As others have posted: rails server -e production
Or, my personal fave: RAILS_ENV=production rails s
In Rails 3
Adding Rails.env = ActiveSupport::StringInquirer.new('production') into the application.rb and rails s will work same as rails server -e production
module BlacklistAdmin
class Application < Rails::Application
config.encoding = "utf-8"
Rails.env = ActiveSupport::StringInquirer.new('production')
config.filter_parameters += [:password]
end
end
It is not a good way to run rails server in production environment by "rails server -e production", because then rails runs as a single-threaded application, and can only respond to one HTTP request at a time.

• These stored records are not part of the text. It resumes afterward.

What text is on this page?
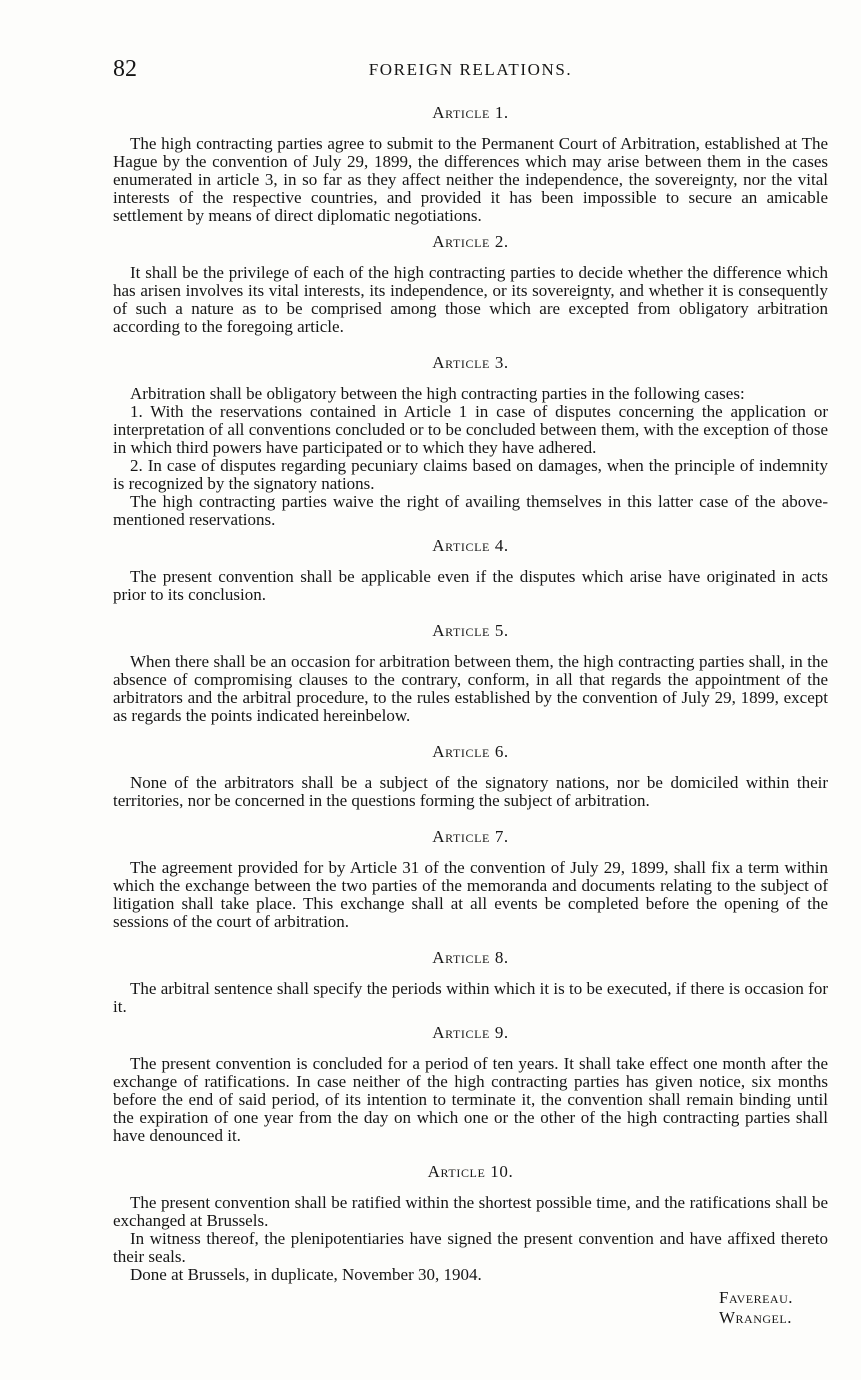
82	FOREIGN RELATIONS.
Article 1.

The high contracting parties agree to submit to the Permanent Court of Arbitration, established at The Hague by the convention of July 29, 1899, the differences which may arise between them in the cases enumerated in article 3, in so far as they affect neither the independence, the sovereignty, nor the vital interests of the respective countries, and provided it has been impossible to secure an amicable settlement by means of direct diplomatic negotiations.

Article 2.

It shall be the privilege of each of the high contracting parties to decide whether the difference which has arisen involves its vital interests, its independence, or its sovereignty, and whether it is consequently of such a nature as to be comprised among those which are excepted from obligatory arbitration according to the foregoing article.

Article 3.

Arbitration shall be obligatory between the high contracting parties in the following cases:

1. With the reservations contained in Article 1 in case of disputes concerning the application or interpretation of all conventions concluded or to be concluded between them, with the exception of those in which third powers have participated or to which they have adhered.

2. In case of disputes regarding pecuniary claims based on damages, when the principle of indemnity is recognized by the signatory nations.

The high contracting parties waive the right of availing themselves in this latter case of the above-mentioned reservations.

Article 4.

The present convention shall be applicable even if the disputes which arise have originated in acts prior to its conclusion.

Article 5.

When there shall be an occasion for arbitration between them, the high contracting parties shall, in the absence of compromising clauses to the contrary, conform, in all that regards the appointment of the arbitrators and the arbitral procedure, to the rules established by the convention of July 29, 1899, except as regards the points indicated hereinbelow.

Article 6.

None of the arbitrators shall be a subject of the signatory nations, nor be domiciled within their territories, nor be concerned in the questions forming the subject of arbitration.

Article 7.

The agreement provided for by Article 31 of the convention of July 29, 1899, shall fix a term within which the exchange between the two parties of the memoranda and documents relating to the subject of litigation shall take place. This exchange shall at all events be completed before the opening of the sessions of the court of arbitration.

Article 8.

The arbitral sentence shall specify the periods within which it is to be executed, if there is occasion for it.

Article 9.

The present convention is concluded for a period of ten years. It shall take effect one month after the exchange of ratifications. In case neither of the high contracting parties has given notice, six months before the end of said period, of its intention to terminate it, the convention shall remain binding until the expiration of one year from the day on which one or the other of the high contracting parties shall have denounced it.

Article 10.

The present convention shall be ratified within the shortest possible time, and the ratifications shall be exchanged at Brussels.

In witness thereof, the plenipotentiaries have signed the present convention and have affixed thereto their seals.

Done at Brussels, in duplicate, November 30, 1904.

Favereau.
Wrangel.
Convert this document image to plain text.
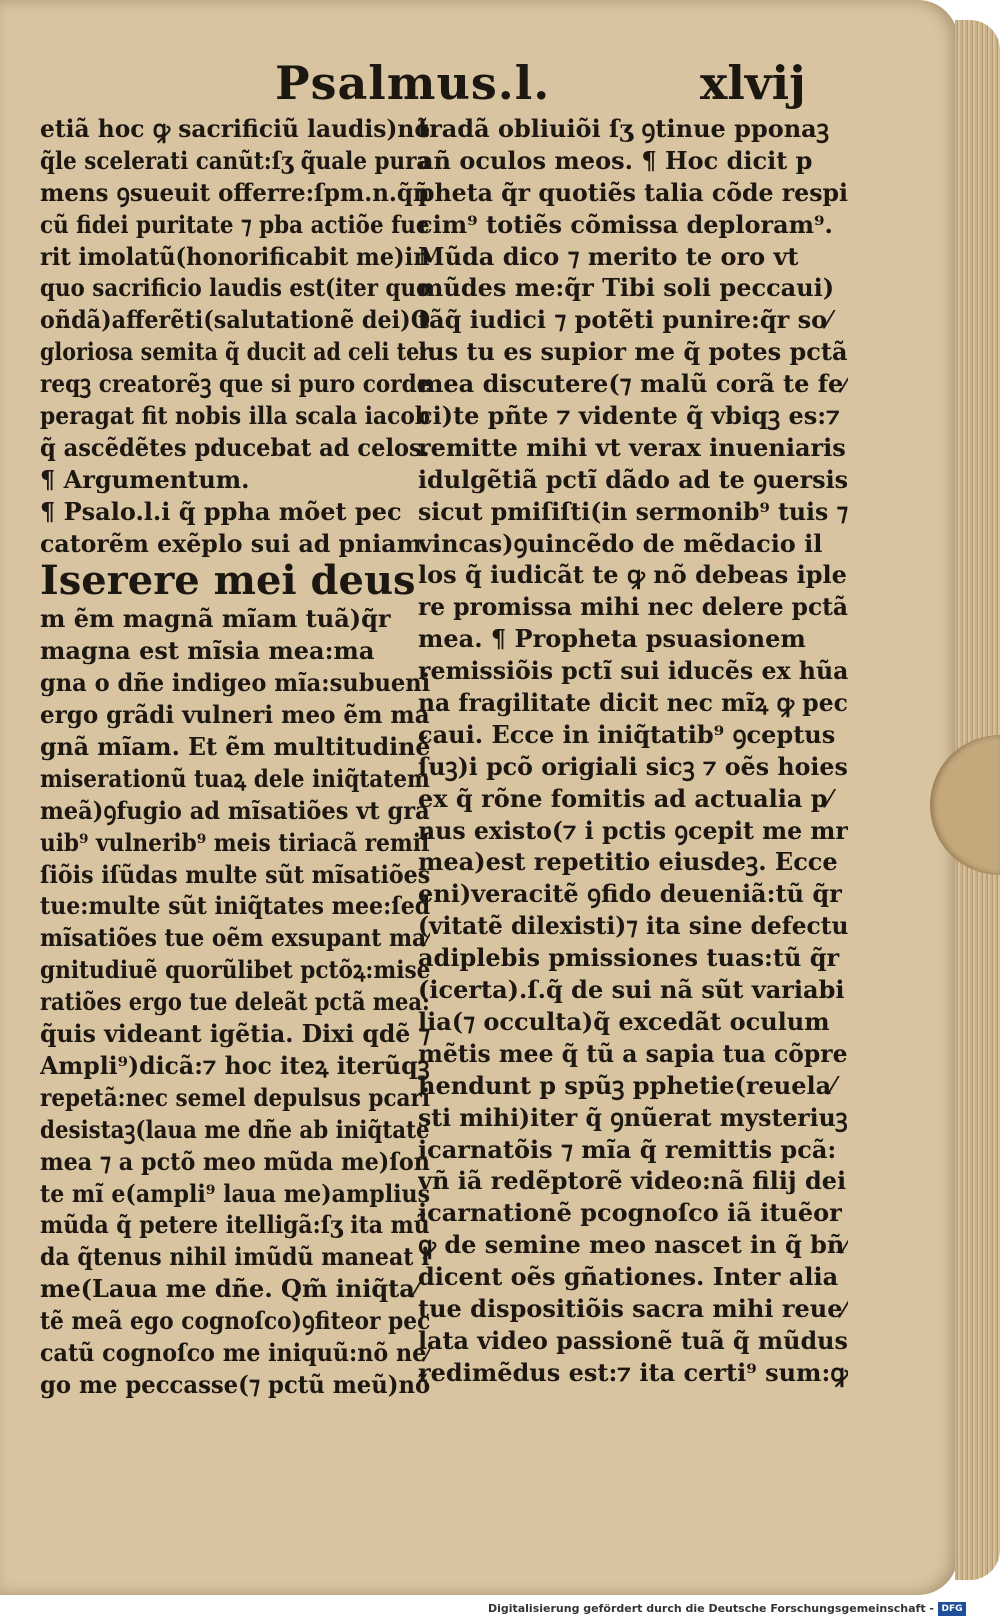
Psalmus.l.	xlvij
etiã hoc ꝙ sacrificiũ laudis)nõ
q̃le scelerati canũt:ſʒ q̃uale pura
mens ꝯsueuit offerre:ſpm.n.q̃ñ
cũ fidei puritate ⁊ pba actiõe fue
rit imolatũ(honorificabit me)in
quo sacrificio laudis est(iter quo
oñdã)afferẽti(salutationẽ dei)O
gloriosa semita q̃ ducit ad celi ter
reqꝫ creatorẽꝫ que si puro corde
peragat fit nobis illa scala iacob
q̃ ascẽdẽtes pducebat ad celos.
¶ Argumentum.
¶ Psalo.l.i q̃ ppha mõet pec
catorẽm exẽplo sui ad pniam.
Iserere mei deus
m ẽm magnã mĩam tuã)q̃r
magna est mĩsia mea:ma
gna o dñe indigeo mĩa:subueni
ergo grãdi vulneri meo ẽm ma
gnã mĩam. Et ẽm multitudinẽ
miserationũ tuaꝝ dele iniq̃tatem
meã)ꝯfugio ad mĩsatiões vt gra
uib⁹ vulnerib⁹ meis tiriacã remiſ
ſiõis iſũdas multe sũt mĩsatiões
tue:multe sũt iniq̃tates mee:ſed
mĩsatiões tue oẽm exsupant ma⁄
gnitudiuẽ quorũlibet pctõꝝ:mise
ratiões ergo tue deleãt pctã mea:
q̃uis videant igẽtia. Dixi qdẽ ⁊
Ampli⁹)dicã:⁊ hoc iteꝝ iterũqꝫ
repetã:nec semel depulsus pcari
desistaꝫ(laua me dñe ab iniq̃tate
mea ⁊ a pctõ meo mũda me)ſon
te mĩ e(ampli⁹ laua me)amplius
mũda q̃ petere itelligã:ſʒ ita mũ
da q̃tenus nihil imũdũ maneat i
me(Laua me dñe. Qm̃ iniq̃ta⁄
tẽ meã ego cognoſco)ꝯfiteor pec
catũ cognoſco me iniquũ:nõ ne⁄
go me peccasse(⁊ pctũ meũ)nõ
tradã obliuiõi ſʒ ꝯtinue pponaꝫ
añ oculos meos. ¶ Hoc dicit p
pheta q̃r quotiẽs talia cõde respi
cim⁹ totiẽs cõmissa deploram⁹.
Mũda dico ⁊ merito te oro vt
mũdes me:q̃r Tibi soli peccaui)
tãq̃ iudici ⁊ potẽti punire:q̃r so⁄
lus tu es supior me q̃ potes pctã
mea discutere(⁊ malũ corã te fe⁄
ci)te pñte ⁊ vidente q̃ vbiqꝫ es:⁊
remitte mihi vt verax inueniaris
idulgẽtiã pctĩ dãdo ad te ꝯuersis
sicut pmiſiſti(in sermonib⁹ tuis ⁊
vincas)ꝯuincẽdo de mẽdacio il
los q̃ iudicãt te ꝙ nõ debeas iple
re promissa mihi nec delere pctã
mea. ¶ Propheta psuasionem
remissiõis pctĩ sui iducẽs ex hũa
na fragilitate dicit nec mĩꝝ ꝙ pec
caui. Ecce in iniq̃tatib⁹ ꝯceptus
ſuꝫ)i pcõ origiali sicꝫ ⁊ oẽs hoies
ex q̃ rõne fomitis ad actualia p⁄
nus existo(⁊ i pctis ꝯcepit me mr
mea)est repetitio eiusdeꝫ. Ecce
eni)veracitẽ ꝯfido deueniã:tũ q̃r
(vitatẽ dilexisti)⁊ ita sine defectu
adiplebis pmissiones tuas:tũ q̃r
(icerta).ſ.q̃ de sui nã sũt variabi
lia(⁊ occulta)q̃ excedãt oculum
mẽtis mee q̃ tũ a sapia tua cõpre
hendunt p spũꝫ pphetie(reuela⁄
sti mihi)iter q̃ ꝯnũerat mysteriuꝫ
icarnatõis ⁊ mĩa q̃ remittis pcã:
vñ iã redẽptorẽ video:nã filij dei
icarnationẽ pcognoſco iã ituẽor
ꝙ de semine meo nascet in q̃ bñ⁄
dicent oẽs gñationes. Inter alia
tue dispositiõis sacra mihi reue⁄
lata video passionẽ tuã q̃ mũdus
redimẽdus est:⁊ ita certi⁹ sum:ꝙ
Digitalisierung gefördert durch die Deutsche Forschungsgemeinschaft - DFG
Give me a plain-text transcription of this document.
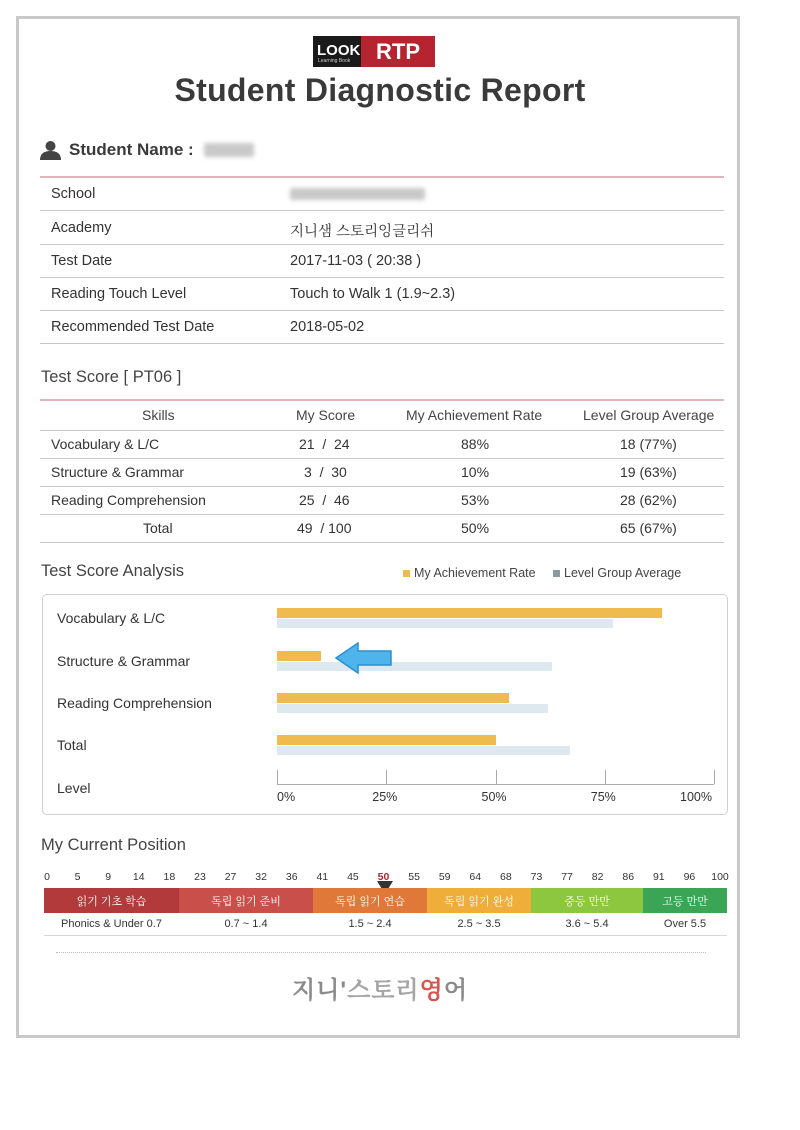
LOOK
Learning Book	RTP
Student Diagnostic Report
Student Name :
School
Academy	지니샘 스토리잉글리쉬
Test Date	2017-11-03 ( 20:38 )
Reading Touch Level	Touch to Walk 1 (1.9~2.3)
Recommended Test Date	2018-05-02
Test Score [ PT06 ]
Skills	My Score	My Achievement Rate	Level Group Average
Vocabulary & L/C	21  /  24	88%	18 (77%)
Structure & Grammar	3  /  30	10%	19 (63%)
Reading Comprehension	25  /  46	53%	28 (62%)
Total	49  / 100	50%	65 (67%)
Test Score Analysis	My Achievement Rate Level Group Average
Vocabulary & L/C
Structure & Grammar
Reading Comprehension
Total
Level
0%	25%	50%	75%	100%
My Current Position
0 5 9 14 18 23 27 32 36 41 45 50 55 59 64 68 73 77 82 86 91 96 100
읽기 기초 학습
Phonics & Under 0.7
독립 읽기 준비
0.7 ~ 1.4
독립 읽기 연습
1.5 ~ 2.4
독립 읽기 완성
2.5 ~ 3.5
중등 만만
3.6 ~ 5.4
고등 만만
Over 5.5
지니'스토리영어
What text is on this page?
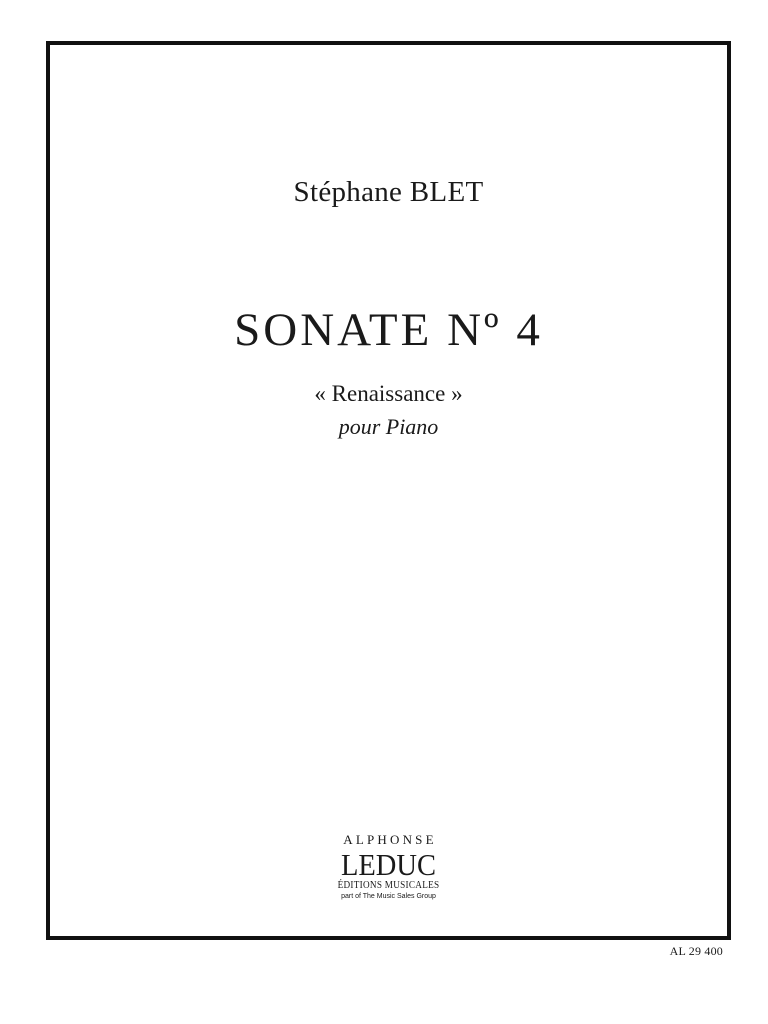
Stéphane BLET
SONATE Nº 4
« Renaissance »
pour Piano
ALPHONSE
LEDUC
ÉDITIONS MUSICALES
part of The Music Sales Group
AL 29 400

The best article about production environment for rails is Production Environments - Rails 3
for default server : rails s -e production
for costum server port : rails s -p [port] -e production, eg. rails s -p 3002 -e production
By default server runs on development environment: $ rails s
If you're running on production environment: $ rails s -e production or $ RAILS_ENV=production rails s
Please make sure you have done below in your environment.rb file.
ENV['RAILS_ENV'] ||= 'production'
If you application runs in shared hosting environment or phushion passenger, you might need to need make changes in .httaccess (inside public folder) and set mode as production.